In [1]:
# ==================== Cell 1: Shared Cache Bootstrap ====================
"""
目標：建立統一快取機制，所有模型/資料集都存放在 AI_CACHE_ROOT
重要：這段程式碼會被複製到每本 notebook 的第一格
"""
import os, pathlib, torch
import sys
from datetime import datetime

print(f"🚀 環境引導檢查開始 - {datetime.now().strftime('%Y-%m-%d %H:%M:%S')}")
print(f"Python 版本: {sys.version}")

# Shared cache configuration (複製到每本 notebook)
AI_CACHE_ROOT = os.getenv("AI_CACHE_ROOT", "../ai_warehouse/cache")

# Critical: Set all AI-related cache paths
cache_config = {
    "HF_HOME": f"{AI_CACHE_ROOT}/hf",
    "TRANSFORMERS_CACHE": f"{AI_CACHE_ROOT}/hf/transformers",
    "HF_DATASETS_CACHE": f"{AI_CACHE_ROOT}/hf/datasets",
    "HUGGINGFACE_HUB_CACHE": f"{AI_CACHE_ROOT}/hf/hub",
    "TORCH_HOME": f"{AI_CACHE_ROOT}/torch",
}

for key, path in cache_config.items():
    os.environ[key] = path
    pathlib.Path(path).mkdir(parents=True, exist_ok=True)
    print(f"✓ {key}: {path}")

print(f"\n📁 快取根目錄: {AI_CACHE_ROOT}")
print(f"🔥 GPU 可用: {torch.cuda.is_available()}")
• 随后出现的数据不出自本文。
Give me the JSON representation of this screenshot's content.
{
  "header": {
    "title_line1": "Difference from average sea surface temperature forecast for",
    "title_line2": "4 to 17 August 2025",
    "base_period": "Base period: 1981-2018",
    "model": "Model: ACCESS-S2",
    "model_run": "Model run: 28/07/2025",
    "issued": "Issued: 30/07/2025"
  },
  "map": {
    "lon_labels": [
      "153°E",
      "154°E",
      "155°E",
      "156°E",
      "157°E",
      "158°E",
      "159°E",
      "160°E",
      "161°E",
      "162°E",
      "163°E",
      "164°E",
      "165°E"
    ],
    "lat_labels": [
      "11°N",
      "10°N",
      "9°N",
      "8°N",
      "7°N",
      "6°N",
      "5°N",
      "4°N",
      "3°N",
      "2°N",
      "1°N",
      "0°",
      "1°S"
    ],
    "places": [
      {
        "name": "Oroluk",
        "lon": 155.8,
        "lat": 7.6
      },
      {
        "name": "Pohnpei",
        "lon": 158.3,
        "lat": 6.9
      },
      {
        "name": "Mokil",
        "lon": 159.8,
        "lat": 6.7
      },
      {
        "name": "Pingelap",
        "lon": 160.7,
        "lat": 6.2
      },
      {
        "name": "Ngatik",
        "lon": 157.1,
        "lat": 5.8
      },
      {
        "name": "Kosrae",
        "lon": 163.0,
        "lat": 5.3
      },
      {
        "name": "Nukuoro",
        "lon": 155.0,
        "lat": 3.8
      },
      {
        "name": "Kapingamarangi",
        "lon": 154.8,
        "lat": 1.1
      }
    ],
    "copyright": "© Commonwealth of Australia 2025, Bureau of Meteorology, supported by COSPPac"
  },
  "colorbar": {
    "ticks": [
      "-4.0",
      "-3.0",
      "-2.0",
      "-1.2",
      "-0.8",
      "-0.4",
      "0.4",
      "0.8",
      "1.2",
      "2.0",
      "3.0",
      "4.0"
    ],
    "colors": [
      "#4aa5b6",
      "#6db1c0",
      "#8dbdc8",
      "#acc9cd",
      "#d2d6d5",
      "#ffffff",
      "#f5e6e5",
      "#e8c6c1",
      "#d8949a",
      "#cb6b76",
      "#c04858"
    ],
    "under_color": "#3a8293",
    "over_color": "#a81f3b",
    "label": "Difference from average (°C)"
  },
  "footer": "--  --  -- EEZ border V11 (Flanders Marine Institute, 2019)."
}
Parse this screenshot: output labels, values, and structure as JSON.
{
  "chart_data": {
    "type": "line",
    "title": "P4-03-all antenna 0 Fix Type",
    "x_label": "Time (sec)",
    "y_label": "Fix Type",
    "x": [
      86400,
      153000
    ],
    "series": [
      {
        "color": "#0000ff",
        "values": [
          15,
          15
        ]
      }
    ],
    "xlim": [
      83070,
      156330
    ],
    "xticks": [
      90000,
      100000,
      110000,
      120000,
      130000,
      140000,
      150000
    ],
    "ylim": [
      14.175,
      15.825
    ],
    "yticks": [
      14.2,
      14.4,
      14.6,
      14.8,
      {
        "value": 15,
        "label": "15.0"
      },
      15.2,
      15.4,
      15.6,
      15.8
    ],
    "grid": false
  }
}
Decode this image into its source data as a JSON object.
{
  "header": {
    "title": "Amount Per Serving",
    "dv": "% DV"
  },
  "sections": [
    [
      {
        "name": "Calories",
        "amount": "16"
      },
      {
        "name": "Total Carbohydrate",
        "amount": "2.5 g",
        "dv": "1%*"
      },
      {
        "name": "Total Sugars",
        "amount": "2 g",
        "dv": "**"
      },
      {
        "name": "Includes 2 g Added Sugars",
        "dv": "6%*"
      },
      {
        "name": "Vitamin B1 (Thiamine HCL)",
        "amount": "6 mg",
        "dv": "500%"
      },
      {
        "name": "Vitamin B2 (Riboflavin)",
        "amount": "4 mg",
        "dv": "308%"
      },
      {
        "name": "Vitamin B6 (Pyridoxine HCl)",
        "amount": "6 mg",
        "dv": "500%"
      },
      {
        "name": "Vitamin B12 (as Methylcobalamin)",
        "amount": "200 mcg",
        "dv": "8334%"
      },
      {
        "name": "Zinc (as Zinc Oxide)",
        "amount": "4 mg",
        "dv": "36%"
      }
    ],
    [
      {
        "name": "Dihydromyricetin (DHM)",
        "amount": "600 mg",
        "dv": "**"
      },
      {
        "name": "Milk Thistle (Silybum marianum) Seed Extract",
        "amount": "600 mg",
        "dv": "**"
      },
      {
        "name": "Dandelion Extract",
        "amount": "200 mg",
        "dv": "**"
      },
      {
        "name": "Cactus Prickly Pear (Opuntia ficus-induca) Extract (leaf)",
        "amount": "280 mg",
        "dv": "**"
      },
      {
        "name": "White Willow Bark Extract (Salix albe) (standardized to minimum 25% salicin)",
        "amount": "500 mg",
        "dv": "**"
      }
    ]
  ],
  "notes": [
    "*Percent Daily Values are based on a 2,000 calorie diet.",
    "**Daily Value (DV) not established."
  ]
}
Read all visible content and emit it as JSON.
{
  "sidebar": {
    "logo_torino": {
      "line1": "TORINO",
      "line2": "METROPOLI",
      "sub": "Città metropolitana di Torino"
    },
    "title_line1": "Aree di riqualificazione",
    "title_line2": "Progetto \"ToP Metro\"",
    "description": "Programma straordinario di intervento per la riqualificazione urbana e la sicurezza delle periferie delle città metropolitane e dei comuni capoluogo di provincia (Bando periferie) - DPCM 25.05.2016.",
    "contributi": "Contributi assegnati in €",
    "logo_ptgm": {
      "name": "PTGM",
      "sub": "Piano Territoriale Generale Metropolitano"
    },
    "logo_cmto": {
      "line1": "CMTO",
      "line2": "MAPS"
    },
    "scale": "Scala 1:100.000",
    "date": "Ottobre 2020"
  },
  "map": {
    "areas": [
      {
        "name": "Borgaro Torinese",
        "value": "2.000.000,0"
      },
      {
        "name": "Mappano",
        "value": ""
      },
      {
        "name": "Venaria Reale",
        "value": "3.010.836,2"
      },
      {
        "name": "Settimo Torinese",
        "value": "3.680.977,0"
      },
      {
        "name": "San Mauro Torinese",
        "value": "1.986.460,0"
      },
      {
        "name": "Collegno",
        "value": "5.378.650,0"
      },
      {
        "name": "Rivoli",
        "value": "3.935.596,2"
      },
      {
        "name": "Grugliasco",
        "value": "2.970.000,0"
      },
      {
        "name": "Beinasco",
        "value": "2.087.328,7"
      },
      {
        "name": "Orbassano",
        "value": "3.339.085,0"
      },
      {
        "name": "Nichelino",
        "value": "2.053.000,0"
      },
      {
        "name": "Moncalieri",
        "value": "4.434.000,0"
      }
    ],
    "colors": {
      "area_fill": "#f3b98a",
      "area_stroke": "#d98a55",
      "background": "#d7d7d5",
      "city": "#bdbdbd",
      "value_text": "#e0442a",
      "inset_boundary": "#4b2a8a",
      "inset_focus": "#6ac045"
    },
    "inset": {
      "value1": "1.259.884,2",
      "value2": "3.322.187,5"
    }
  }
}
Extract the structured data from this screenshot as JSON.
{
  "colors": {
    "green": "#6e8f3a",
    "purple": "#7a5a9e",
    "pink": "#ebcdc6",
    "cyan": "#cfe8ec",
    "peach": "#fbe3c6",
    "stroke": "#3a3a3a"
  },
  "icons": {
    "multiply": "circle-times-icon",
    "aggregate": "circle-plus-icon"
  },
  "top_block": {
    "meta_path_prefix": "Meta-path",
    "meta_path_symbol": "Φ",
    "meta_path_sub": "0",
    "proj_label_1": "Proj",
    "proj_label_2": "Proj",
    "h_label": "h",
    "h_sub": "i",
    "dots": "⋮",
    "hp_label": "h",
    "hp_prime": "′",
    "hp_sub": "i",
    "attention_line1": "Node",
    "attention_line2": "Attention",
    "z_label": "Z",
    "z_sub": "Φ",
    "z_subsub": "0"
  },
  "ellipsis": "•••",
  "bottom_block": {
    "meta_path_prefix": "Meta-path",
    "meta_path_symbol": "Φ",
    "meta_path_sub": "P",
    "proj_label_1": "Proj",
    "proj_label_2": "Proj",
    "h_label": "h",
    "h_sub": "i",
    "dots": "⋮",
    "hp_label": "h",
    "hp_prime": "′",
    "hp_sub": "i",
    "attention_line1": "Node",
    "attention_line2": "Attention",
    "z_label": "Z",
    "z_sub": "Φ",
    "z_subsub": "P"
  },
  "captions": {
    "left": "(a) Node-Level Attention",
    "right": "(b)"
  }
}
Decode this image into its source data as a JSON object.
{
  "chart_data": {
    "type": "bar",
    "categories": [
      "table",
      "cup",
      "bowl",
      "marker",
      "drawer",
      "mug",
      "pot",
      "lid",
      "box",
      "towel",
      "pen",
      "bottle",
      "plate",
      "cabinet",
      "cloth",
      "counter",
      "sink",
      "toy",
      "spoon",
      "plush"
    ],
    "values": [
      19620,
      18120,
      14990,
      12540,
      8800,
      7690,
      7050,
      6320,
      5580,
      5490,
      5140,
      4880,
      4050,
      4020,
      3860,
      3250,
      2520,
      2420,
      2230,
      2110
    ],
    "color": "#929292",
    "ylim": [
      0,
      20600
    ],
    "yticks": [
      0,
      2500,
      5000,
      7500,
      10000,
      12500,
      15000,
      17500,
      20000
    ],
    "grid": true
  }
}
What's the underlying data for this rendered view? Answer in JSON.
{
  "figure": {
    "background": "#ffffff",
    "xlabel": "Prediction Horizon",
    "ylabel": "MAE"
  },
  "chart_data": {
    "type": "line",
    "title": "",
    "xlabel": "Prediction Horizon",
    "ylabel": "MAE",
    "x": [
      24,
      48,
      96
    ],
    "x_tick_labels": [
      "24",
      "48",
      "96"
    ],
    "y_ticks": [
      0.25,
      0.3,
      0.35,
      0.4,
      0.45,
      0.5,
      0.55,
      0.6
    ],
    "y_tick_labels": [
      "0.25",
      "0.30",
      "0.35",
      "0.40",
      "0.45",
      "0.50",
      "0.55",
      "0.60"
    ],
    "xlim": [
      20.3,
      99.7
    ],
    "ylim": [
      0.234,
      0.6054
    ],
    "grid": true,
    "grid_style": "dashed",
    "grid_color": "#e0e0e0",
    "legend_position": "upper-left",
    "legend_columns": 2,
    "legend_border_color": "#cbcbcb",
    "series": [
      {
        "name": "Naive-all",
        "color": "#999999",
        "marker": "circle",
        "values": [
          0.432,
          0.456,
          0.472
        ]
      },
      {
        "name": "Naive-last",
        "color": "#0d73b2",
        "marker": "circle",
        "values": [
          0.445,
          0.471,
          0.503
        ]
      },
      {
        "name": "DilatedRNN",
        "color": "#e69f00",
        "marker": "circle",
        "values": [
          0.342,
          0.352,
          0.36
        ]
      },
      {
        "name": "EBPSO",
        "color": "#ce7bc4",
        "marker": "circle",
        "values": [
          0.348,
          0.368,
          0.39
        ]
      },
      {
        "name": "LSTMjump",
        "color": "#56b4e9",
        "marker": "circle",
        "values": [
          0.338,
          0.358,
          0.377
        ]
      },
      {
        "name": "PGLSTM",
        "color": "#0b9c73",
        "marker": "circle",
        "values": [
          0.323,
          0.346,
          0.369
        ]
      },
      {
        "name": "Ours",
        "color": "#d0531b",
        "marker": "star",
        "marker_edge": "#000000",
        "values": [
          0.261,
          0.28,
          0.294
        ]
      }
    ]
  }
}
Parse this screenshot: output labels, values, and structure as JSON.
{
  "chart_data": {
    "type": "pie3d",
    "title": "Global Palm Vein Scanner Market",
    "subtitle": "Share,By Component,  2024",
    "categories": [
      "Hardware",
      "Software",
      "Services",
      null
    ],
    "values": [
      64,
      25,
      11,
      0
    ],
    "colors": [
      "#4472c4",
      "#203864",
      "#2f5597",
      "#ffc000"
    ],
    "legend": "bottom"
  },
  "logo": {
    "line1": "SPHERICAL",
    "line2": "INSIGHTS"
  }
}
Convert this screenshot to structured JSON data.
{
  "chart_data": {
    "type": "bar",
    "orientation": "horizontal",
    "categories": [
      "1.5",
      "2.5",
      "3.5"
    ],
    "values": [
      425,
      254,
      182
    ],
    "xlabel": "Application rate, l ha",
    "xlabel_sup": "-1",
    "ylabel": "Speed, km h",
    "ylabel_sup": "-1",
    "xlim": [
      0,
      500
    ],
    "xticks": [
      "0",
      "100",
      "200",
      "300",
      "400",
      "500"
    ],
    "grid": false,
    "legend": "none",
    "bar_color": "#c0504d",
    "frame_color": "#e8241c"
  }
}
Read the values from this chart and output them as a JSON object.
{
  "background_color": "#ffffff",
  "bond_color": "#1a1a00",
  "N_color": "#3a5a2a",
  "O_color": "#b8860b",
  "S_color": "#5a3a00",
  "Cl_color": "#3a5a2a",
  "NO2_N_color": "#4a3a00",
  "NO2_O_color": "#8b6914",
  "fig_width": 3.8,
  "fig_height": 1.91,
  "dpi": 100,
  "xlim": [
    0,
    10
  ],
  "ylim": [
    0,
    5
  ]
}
🚀 環境引導檢查開始 - 2025-08-21 17:31:57
Python 版本: 3.10.18 | packaged by Anaconda, Inc. | (main, Jun  5 2025, 13:08:55) [MSC v.1929 64 bit (AMD64)]
✓ HF_HOME: ../ai_warehouse/cache/hf
✓ TRANSFORMERS_CACHE: ../ai_warehouse/cache/hf/transformers
✓ HF_DATASETS_CACHE: ../ai_warehouse/cache/hf/datasets
✓ HUGGINGFACE_HUB_CACHE: ../ai_warehouse/cache/hf/hub
✓ TORCH_HOME: ../ai_warehouse/cache/torch

📁 快取根目錄: ../ai_warehouse/cache
🔥 GPU 可用: True


In [2]:
# ==================== Cell 2: CUDA & PyTorch 詳細檢查 ====================
"""
檢查 GPU 記憶體、CUDA 版本、可用設備等關鍵資訊
"""

print("=" * 50)
print("🔍 CUDA & PyTorch 詳細檢查")
print("=" * 50)

# Basic PyTorch info
print(f"PyTorch 版本: {torch.__version__}")
print(f"CUDA 可用: {torch.cuda.is_available()}")

if torch.cuda.is_available():
    print(f"CUDA 版本: {torch.version.cuda}")
    print(f"cuDNN 版本: {torch.backends.cudnn.version()}")
    print(f"GPU 數量: {torch.cuda.device_count()}")

    for i in range(torch.cuda.device_count()):
        props = torch.cuda.get_device_properties(i)
        memory_gb = props.total_memory / (1024**3)
        print(f"  GPU {i}: {props.name}")
        print(f"    總記憶體: {memory_gb:.1f} GB")
        print(f"    計算能力: {props.major}.{props.minor}")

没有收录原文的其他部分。